Thank you for having the ability to remind me that there is a true and monstrous problem in the real world that has nothing to do with the phantom projection of the board's collective narcissistic wounds about which most of the ranting and raving and cursing of the darkness on these subjects is generally directed. With a few assists from the PR specialists who ended up paying the most for the global rights to distribute the basic narrative parameters within which the ranting and raving ought to be channeled, as well as the guard-rails that keep it there.



Thank you for reminding me that I fully anticipated a cheap-shot response of precisely this kind (and from precisely that address, sadly), but that I thought better of replying to it before it had actually arrived. So I am simultaneously disappointed and not-disappointed, if you get my drift.

Having noted a certain amount of what you choose to call "ranting and raving and cursing" in response to this sorry tale of institutionalised Ritual Abuse, you then move straight on to a strikingly untentative diagnosis of what's behind such clearly pathological anger: "phantom projection of ... narcissistic wounds". So thank you, once again, for reminding me that words are weapons, and that classical (or is it Kleinian here) psychoanalysis also has some impressively Big Words in its vocabulary, aka its armoury.

The question is whether we have to take those words at face value or admit that they have any particular explanatory or diagnostic power. And we don't. We can in fact choose to say that what you're describing is a near-universal human capacity to empathise. And that has the advantage (for those at the receiving end) of not sounding nearly as dauntingly pathological as your tendentious polysyllabic diagnosis.

FWIW, and I can only speak for myself, I was never beaten by my parents, nor was I ever incarcerated or fed mind-altering substances against my will. So if I can empathise with that child, and I can, then it's not because I've been through any remotely comparable ordeal. It's because I'm a mammal of the human species. And empathising is a task literally anyone can master, a task very few people can avoid mastering. It's child's play, in fact, unless the children have that inborn capacity beaten or drugged or pathologically diagnosed out of them, perhaps with the assistance of Big Words.

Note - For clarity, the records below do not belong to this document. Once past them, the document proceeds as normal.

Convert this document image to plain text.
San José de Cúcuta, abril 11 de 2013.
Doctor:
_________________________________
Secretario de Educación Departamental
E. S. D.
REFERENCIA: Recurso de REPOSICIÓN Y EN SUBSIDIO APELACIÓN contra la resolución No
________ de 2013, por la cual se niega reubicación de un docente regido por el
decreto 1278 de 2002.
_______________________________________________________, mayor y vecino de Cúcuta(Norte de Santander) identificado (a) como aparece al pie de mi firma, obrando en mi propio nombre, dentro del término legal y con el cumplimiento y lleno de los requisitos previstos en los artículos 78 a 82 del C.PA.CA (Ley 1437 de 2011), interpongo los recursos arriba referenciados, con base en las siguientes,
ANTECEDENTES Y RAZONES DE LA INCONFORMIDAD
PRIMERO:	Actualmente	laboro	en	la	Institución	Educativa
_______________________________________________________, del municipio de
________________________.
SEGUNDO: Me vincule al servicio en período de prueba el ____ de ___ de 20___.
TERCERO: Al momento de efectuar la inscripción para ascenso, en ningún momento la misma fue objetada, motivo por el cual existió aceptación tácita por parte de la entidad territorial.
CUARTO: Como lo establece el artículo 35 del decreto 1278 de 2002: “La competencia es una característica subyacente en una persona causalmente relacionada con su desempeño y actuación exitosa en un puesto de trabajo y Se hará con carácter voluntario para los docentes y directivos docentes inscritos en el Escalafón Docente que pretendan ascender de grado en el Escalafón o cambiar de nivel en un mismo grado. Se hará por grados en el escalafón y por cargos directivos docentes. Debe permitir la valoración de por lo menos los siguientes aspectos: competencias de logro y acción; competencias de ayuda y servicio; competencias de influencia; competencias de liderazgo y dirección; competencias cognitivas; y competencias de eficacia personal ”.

Actually, the thing that struck me as the only really strong indicator of some kind of parental culpability was the part about how they would run around with her thirteen or fourteen hours a day when she was an infant. I've never known any new parents who were so stupid or so freaked out or so clueless or so self-centered, or so some-combination-of-the-forgoing that their inability to distinguish the boundaries between themselves and their newborns led them to spend several years torturing a colicky baby without even knowing it. But I've known a whole grip of them who came close enough that it's a whole lot easier to imagine than I wish it were. Or than should ever even be possible. But you know. It's not like you have to get a license to have a baby.


Hmm, yes, that might be worth looking into (after we've done the serious scientific research)... Torturing a baby, whether deliberately or inadvertently, might just possibly have the tendency to produce some decidedly unpleasant symptoms in the torturee, which we might (or might not) then choose to call evidence of "early-onset schizophrenia".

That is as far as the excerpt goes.